Citric acid-modified MIL-88A(Fe) for enhanced photo-Fenton oxidation in water decontamination

Fe-based metal organic framework with high active site exposure, wide light absorption and fast H2O2 activation are pivotal for photo-Fenton degradation of contaminants. However, insufficient active site exposure, weak visible light adsorption and low charge transfer efficiency in iron-oxo clusters usually lead to the slow Fe(II)/Fe(III) cycle. In this study, we develop a novel citric acid (CA)-modified MIL-88A(Fe) strategy to boost photo-Fenton efficiency by accelerating Fe(II)/Fe(III) cycle for emerging contaminants removal.
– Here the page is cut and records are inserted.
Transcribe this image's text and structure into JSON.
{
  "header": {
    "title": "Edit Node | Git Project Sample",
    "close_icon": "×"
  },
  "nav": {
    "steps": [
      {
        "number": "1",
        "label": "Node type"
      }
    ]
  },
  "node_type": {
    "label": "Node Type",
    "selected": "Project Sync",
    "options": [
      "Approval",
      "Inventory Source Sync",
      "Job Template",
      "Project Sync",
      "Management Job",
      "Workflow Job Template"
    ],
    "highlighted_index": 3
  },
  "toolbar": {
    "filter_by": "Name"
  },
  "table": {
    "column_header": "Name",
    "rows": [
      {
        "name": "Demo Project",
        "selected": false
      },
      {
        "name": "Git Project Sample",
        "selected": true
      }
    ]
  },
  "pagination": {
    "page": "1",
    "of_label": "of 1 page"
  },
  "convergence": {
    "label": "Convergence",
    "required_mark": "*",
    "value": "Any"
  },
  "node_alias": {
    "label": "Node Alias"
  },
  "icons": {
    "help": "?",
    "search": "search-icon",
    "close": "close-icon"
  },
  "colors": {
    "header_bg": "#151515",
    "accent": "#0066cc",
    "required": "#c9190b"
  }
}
Relationship between CA coordination mode and photo-Fenton performance was studied by using methylene blue (MB) and carbamazepine (CBZ) as model contaminants. It was found that the degradation rate constants of MIL-88A(Fe)-CA-3 were 6.5 and 2.6 times higher than those in the pristine MIL-88A(Fe) for MB and CBZ degradation, respectively. The optimized MIL-88A(Fe)-CA-3 also exhibited good recyclability, enabling multiple cycles in photo-Fenton reaction. The results of experimental characterizations and density functional theory calculations demonstrated that ligand substitution was conductive to active site exposure, visible light absorption, charge carrier transfer and Fe2+/Fe3+ redox cycle, which are responsible for an improved photo-Fenton performance.